Así fue. De pronto Carlos me dijo ¿ves aquel tipo y su mujer, los que van llegando a la esquina? Sí, respondí, allí está bastante oscuro. Él añadió: no enciendas las luces y síguelos, pero mantén el carro unos metros atrás, hasta que te digamos. La pareja dio vuelta al final de la cuadra y entonces Raúl me gritó: ¡ahora sí!, ve más rápido y detente exactamente antes de la esquina, allí nos bajamos nosotros. No te muevas hasta que regresemos; no detengas el motor.
Bajaron y a paso rápido desaparecieron de mi vista.
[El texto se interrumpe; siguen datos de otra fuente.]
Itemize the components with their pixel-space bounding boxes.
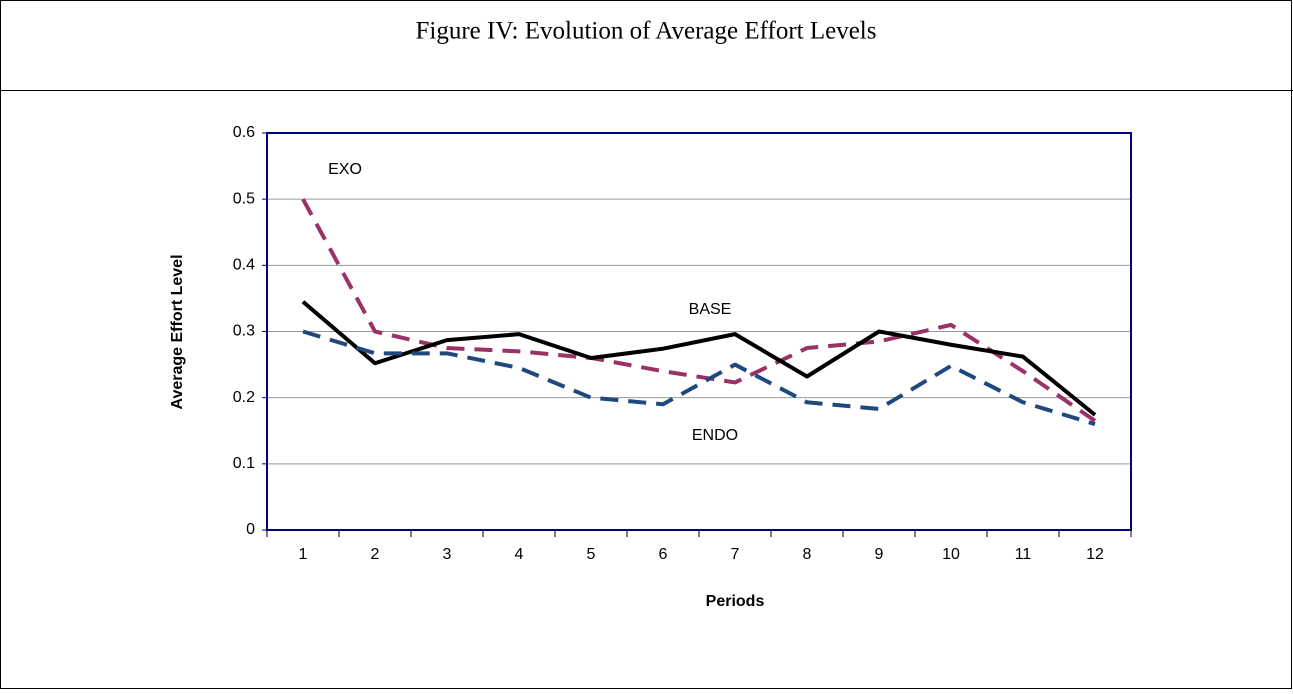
x-tick-label: 8 — [803, 546, 812, 563]
x-tick-label: 2 — [371, 546, 380, 563]
x-tick-label: 11 — [1015, 546, 1032, 563]
series-label: ENDO — [692, 427, 738, 444]
x-tick-label: 12 — [1086, 546, 1104, 563]
x-tick-label: 4 — [515, 546, 524, 563]
series-line — [302, 329, 1096, 427]
x-tick-label: 1 — [299, 546, 308, 563]
y-axis-label: Average Effort Level — [169, 254, 186, 409]
x-tick-label: 3 — [443, 546, 452, 563]
y-tick-label: 0.4 — [233, 257, 255, 274]
y-tick-label: 0.3 — [233, 323, 255, 340]
x-tick-label: 7 — [731, 546, 740, 563]
series-label: EXO — [328, 161, 362, 178]
series-label: BASE — [689, 301, 732, 318]
series-line — [301, 300, 1097, 417]
x-axis-label: Periods — [706, 593, 765, 610]
x-tick-label: 9 — [875, 546, 884, 563]
y-tick-label: 0.1 — [233, 455, 255, 472]
y-tick-label: 0.6 — [233, 124, 255, 141]
chart-title: Figure IV: Evolution of Average Effort L… — [416, 18, 877, 45]
y-tick-label: 0.2 — [233, 389, 255, 406]
y-tick-label: 0 — [246, 521, 255, 538]
x-tick-label: 10 — [942, 546, 960, 563]
x-tick-label: 5 — [587, 546, 596, 563]
x-tick-label: 6 — [659, 546, 668, 563]
y-tick-label: 0.5 — [233, 190, 255, 207]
Yo sentí una gran náusea. Vi el reloj del carro, eran las once con nueve minutos, a las once y diez escuché un disparo y vomité; eran las once y once cuando regresaron. Raúl llegó sangrando de la nariz. Carlos traía una pistola en la mano y tenía los ojos desorbitados.
Los dos subieron al asiento de atrás y se recriminaban por lo que había sucedido. Iba a preguntar qué había pasado, pero no pude. Arranqué el carro y a toda velocidad tomé una avenida que nos regresaría al barrio. No entendía nada de lo que decían; sólo eran gritos locos.
Al llegar frente a la cantina, bajé y corrí a mi casa. Ellos se quedaron en el carro. Antes de entrar con mi esposa traté de tranquilizarme para no alarmarla. Ella, llorando, me preguntó ¿qué pasó? No sé exactamente, le respondí; en el asalto hubo un disparo, lo escuché, pero no vi nada. Los dos pasamos la noche en vela. Ella no dejó de llorar y yo de arrepentirme de haber ido con ellos.
A las siete de la mañana llegó mi sobrino para decirme que a su papá lo habían matado después de ir al cine con su mamá, la noche anterior. Yo, sin saberlo, ayudé a los asesinos de mi hermano; fue una maldita coincidencia.
Eso es todo lo que puedo decir, señor juez, esta es mi confesión.